Companies that are trading at negative enterprise value (EV)
EV = market value of common stock + market value of preferred equity + market value of debt + minority interest - cash and investments.
Why is the market having a very negative perception of the company's future prospects (rightly or wrongly), governance and/or believe the cash is not real?
Some of these companies are simply too small, and not tradeable.
Some are shell companies waiting for a corporate exercise.
There are many reasons:
Fake bank statements
It is very hard to fake bank statements and accordingly, net cash on the balance sheet. But if the monies are located offshore, this might not be the case.
Recall, several China based companies, such as China Stationery and Xingquan International Sports Holdings previously listed on Bursa. Investors were badly burnt, following revelations of massive accounting irregularities - including the reported cash going missing and discovery of previously unknown (un-authorised) loans. When something appears too good to be true, it often is.
Poor corporate governance
The integrity of management and controlling shareholders is a key factor for investors when valuing stocks and this is reflected in the stock price.

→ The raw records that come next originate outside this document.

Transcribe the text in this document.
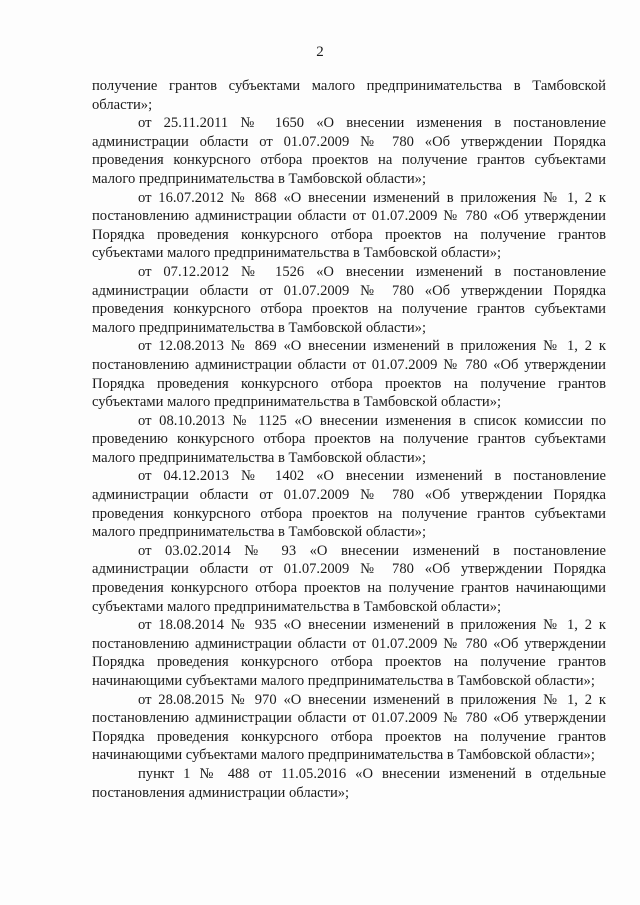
2

получение грантов субъектами малого предпринимательства в Тамбовской области»;

от 25.11.2011 № 1650 «О внесении изменения в постановление администрации области от 01.07.2009 № 780 «Об утверждении Порядка проведения конкурсного отбора проектов на получение грантов субъектами малого предпринимательства в Тамбовской области»;

от 16.07.2012 № 868 «О внесении изменений в приложения № 1, 2 к постановлению администрации области от 01.07.2009 № 780 «Об утверждении Порядка проведения конкурсного отбора проектов на получение грантов субъектами малого предпринимательства в Тамбовской области»;

от 07.12.2012 № 1526 «О внесении изменений в постановление администрации области от 01.07.2009 № 780 «Об утверждении Порядка проведения конкурсного отбора проектов на получение грантов субъектами малого предпринимательства в Тамбовской области»;

от 12.08.2013 № 869 «О внесении изменений в приложения № 1, 2 к постановлению администрации области от 01.07.2009 № 780 «Об утверждении Порядка проведения конкурсного отбора проектов на получение грантов субъектами малого предпринимательства в Тамбовской области»;

от 08.10.2013 № 1125 «О внесении изменения в список комиссии по проведению конкурсного отбора проектов на получение грантов субъектами малого предпринимательства в Тамбовской области»;

от 04.12.2013 № 1402 «О внесении изменений в постановление администрации области от 01.07.2009 № 780 «Об утверждении Порядка проведения конкурсного отбора проектов на получение грантов субъектами малого предпринимательства в Тамбовской области»;

от 03.02.2014 № 93 «О внесении изменений в постановление администрации области от 01.07.2009 № 780 «Об утверждении Порядка проведения конкурсного отбора проектов на получение грантов начинающими субъектами малого предпринимательства в Тамбовской области»;

от 18.08.2014 № 935 «О внесении изменений в приложения № 1, 2 к постановлению администрации области от 01.07.2009 № 780 «Об утверждении Порядка проведения конкурсного отбора проектов на получение грантов начинающими субъектами малого предпринимательства в Тамбовской области»;

от 28.08.2015 № 970 «О внесении изменений в приложения № 1, 2 к постановлению администрации области от 01.07.2009 № 780 «Об утверждении Порядка проведения конкурсного отбора проектов на получение грантов начинающими субъектами малого предпринимательства в Тамбовской области»;

пункт 1 № 488 от 11.05.2016 «О внесении изменений в отдельные постановления администрации области»;
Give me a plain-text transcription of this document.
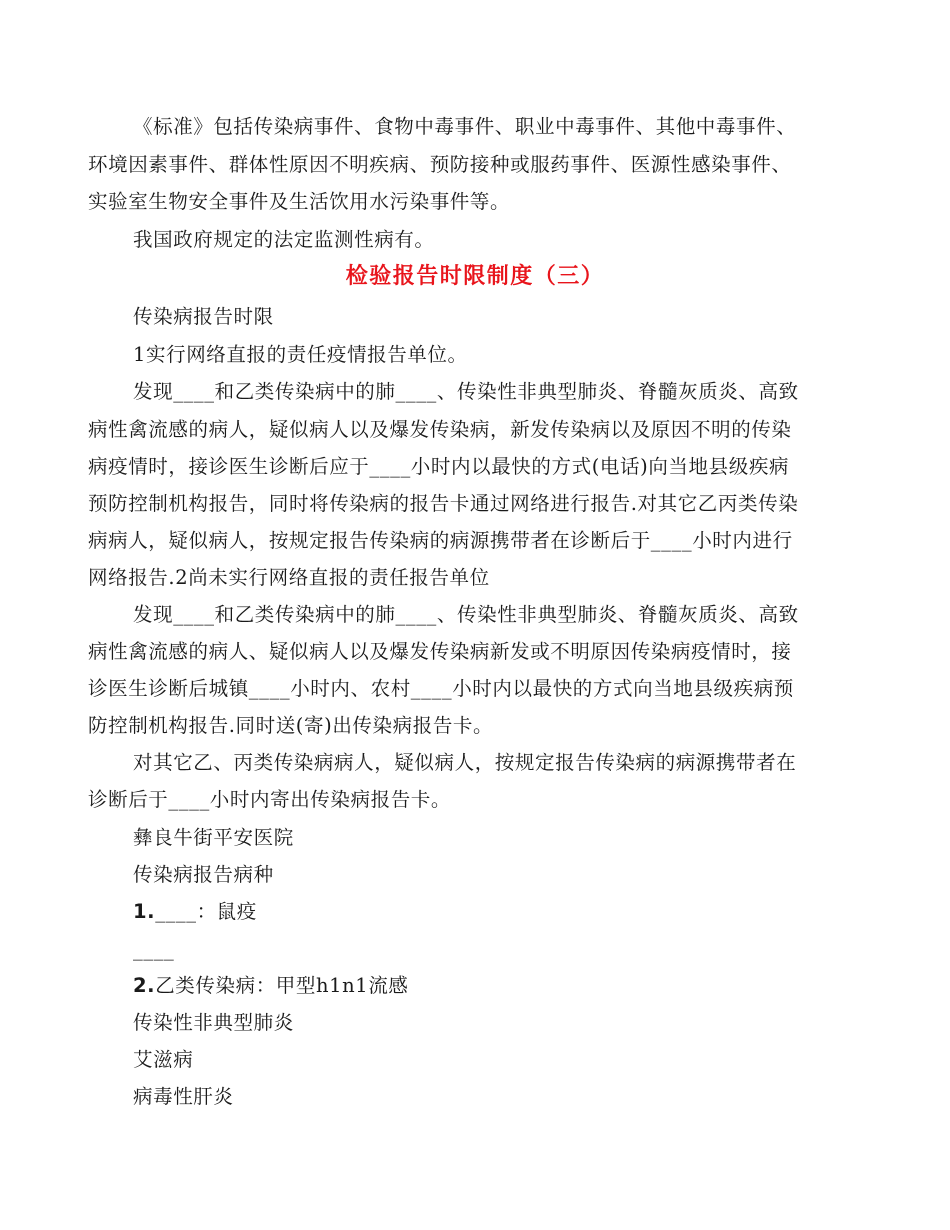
《标准》包括传染病事件、食物中毒事件、职业中毒事件、其他中毒事件、
环境因素事件、群体性原因不明疾病、预防接种或服药事件、医源性感染事件、
实验室生物安全事件及生活饮用水污染事件等。
我国政府规定的法定监测性病有。
检验报告时限制度（三）
传染病报告时限
1实行网络直报的责任疫情报告单位。
发现____和乙类传染病中的肺____、传染性非典型肺炎、脊髓灰质炎、高致
病性禽流感的病人，疑似病人以及爆发传染病，新发传染病以及原因不明的传染
病疫情时，接诊医生诊断后应于____小时内以最快的方式(电话)向当地县级疾病
预防控制机构报告，同时将传染病的报告卡通过网络进行报告.对其它乙丙类传染
病病人，疑似病人，按规定报告传染病的病源携带者在诊断后于____小时内进行
网络报告.2尚未实行网络直报的责任报告单位
发现____和乙类传染病中的肺____、传染性非典型肺炎、脊髓灰质炎、高致
病性禽流感的病人、疑似病人以及爆发传染病新发或不明原因传染病疫情时，接
诊医生诊断后城镇____小时内、农村____小时内以最快的方式向当地县级疾病预
防控制机构报告.同时送(寄)出传染病报告卡。
对其它乙、丙类传染病病人，疑似病人，按规定报告传染病的病源携带者在
诊断后于____小时内寄出传染病报告卡。
彝良牛街平安医院
传染病报告病种
1.____：鼠疫
____
2.乙类传染病：甲型h1n1流感
传染性非典型肺炎
艾滋病
病毒性肝炎
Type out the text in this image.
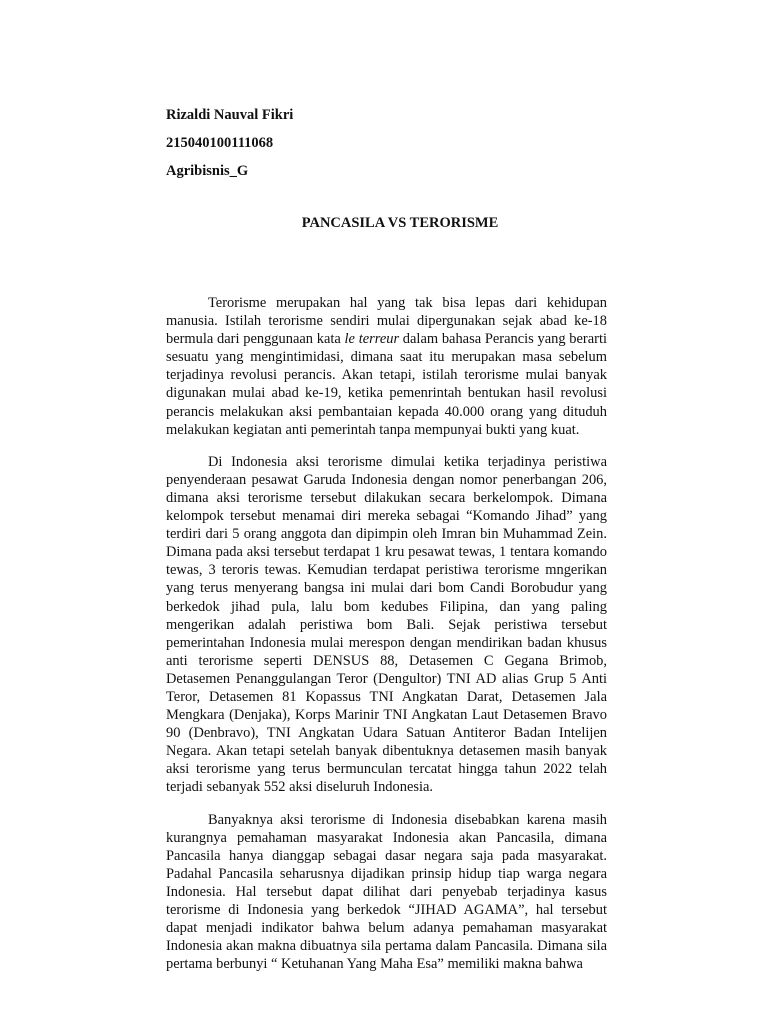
Rizaldi Nauval Fikri
215040100111068
Agribisnis_G
PANCASILA VS TERORISME

Terorisme merupakan hal yang tak bisa lepas dari kehidupan manusia. Istilah terorisme sendiri mulai dipergunakan sejak abad ke-18 bermula dari penggunaan kata le terreur dalam bahasa Perancis yang berarti sesuatu yang mengintimidasi, dimana saat itu merupakan masa sebelum terjadinya revolusi perancis. Akan tetapi, istilah terorisme mulai banyak digunakan mulai abad ke-19, ketika pemenrintah bentukan hasil revolusi perancis melakukan aksi pembantaian kepada 40.000 orang yang dituduh melakukan kegiatan anti pemerintah tanpa mempunyai bukti yang kuat.

Di Indonesia aksi terorisme dimulai ketika terjadinya peristiwa penyenderaan pesawat Garuda Indonesia dengan nomor penerbangan 206, dimana aksi terorisme tersebut dilakukan secara berkelompok. Dimana kelompok tersebut menamai diri mereka sebagai “Komando Jihad” yang terdiri dari 5 orang anggota dan dipimpin oleh Imran bin Muhammad Zein. Dimana pada aksi tersebut terdapat 1 kru pesawat tewas, 1 tentara komando tewas, 3 teroris tewas. Kemudian terdapat peristiwa terorisme mngerikan yang terus menyerang bangsa ini mulai dari bom Candi Borobudur yang berkedok jihad pula, lalu bom kedubes Filipina, dan yang paling mengerikan adalah peristiwa bom Bali. Sejak peristiwa tersebut pemerintahan Indonesia mulai merespon dengan mendirikan badan khusus anti terorisme seperti DENSUS 88, Detasemen C Gegana Brimob, Detasemen Penanggulangan Teror (Dengultor) TNI AD alias Grup 5 Anti Teror, Detasemen 81 Kopassus TNI Angkatan Darat, Detasemen Jala Mengkara (Denjaka), Korps Marinir TNI Angkatan Laut Detasemen Bravo 90 (Denbravo), TNI Angkatan Udara Satuan Antiteror Badan Intelijen Negara. Akan tetapi setelah banyak dibentuknya detasemen masih banyak aksi terorisme yang terus bermunculan tercatat hingga tahun 2022 telah terjadi sebanyak 552 aksi diseluruh Indonesia.

Banyaknya aksi terorisme di Indonesia disebabkan karena masih kurangnya pemahaman masyarakat Indonesia akan Pancasila, dimana Pancasila hanya dianggap sebagai dasar negara saja pada masyarakat. Padahal Pancasila seharusnya dijadikan prinsip hidup tiap warga negara Indonesia. Hal tersebut dapat dilihat dari penyebab terjadinya kasus terorisme di Indonesia yang berkedok “JIHAD AGAMA”, hal tersebut dapat menjadi indikator bahwa belum adanya pemahaman masyarakat Indonesia akan makna dibuatnya sila pertama dalam Pancasila. Dimana sila pertama berbunyi “ Ketuhanan Yang Maha Esa” memiliki makna bahwa
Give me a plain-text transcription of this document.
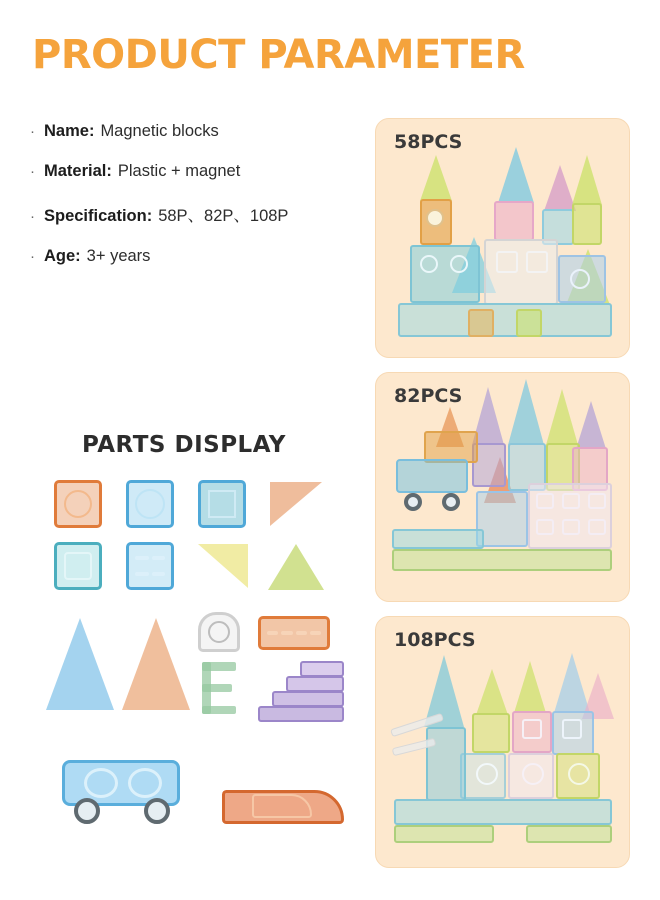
PRODUCT PARAMETER
· Name: Magnetic blocks
· Material: Plastic + magnet
· Specification: 58P、82P、108P
· Age: 3+ years
PARTS DISPLAY
58PCS
82PCS
108PCS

Investors lack of confidence maybe when investors expect that the cash - even though real - could be used in a way that is not in the interests of minority shareholders. It has happened time and time again.
Contingent liabilities
Existing cash on the balance sheet could be whittled away by contingent liabilities, when the market anticipates imminent payments for retrenchment exercises, lawsuits and so on.
Persistent loss-making and negative cash flows from operations
When a company is persistently loss-making and importantly, suffers negative cash flows from operations - whether due to idiosyncratic issues and/or broader economic downturn - that too will eat into its cash hoard. If the market has a downbeat outlook for the company's prospects, it will place a big discount on the stock.
Time to monetisation factor
Oftentimes, companies trade at discounts to their net cash and more broadly, the value of their underlying assets, because of the "time to monetisation" factor. It takes many years to translate an asset into earnings, cash flows and returns to shareholders.
Absence of powerful activist shareholders
There was no EV company among components of the S&P's 500 index and only a handful of very small companies in the Russell 3000 Index. This could be attributed to the presence of powerful activist shareholders in a mature market. The absence of activist investors may well be the problem for Bursa.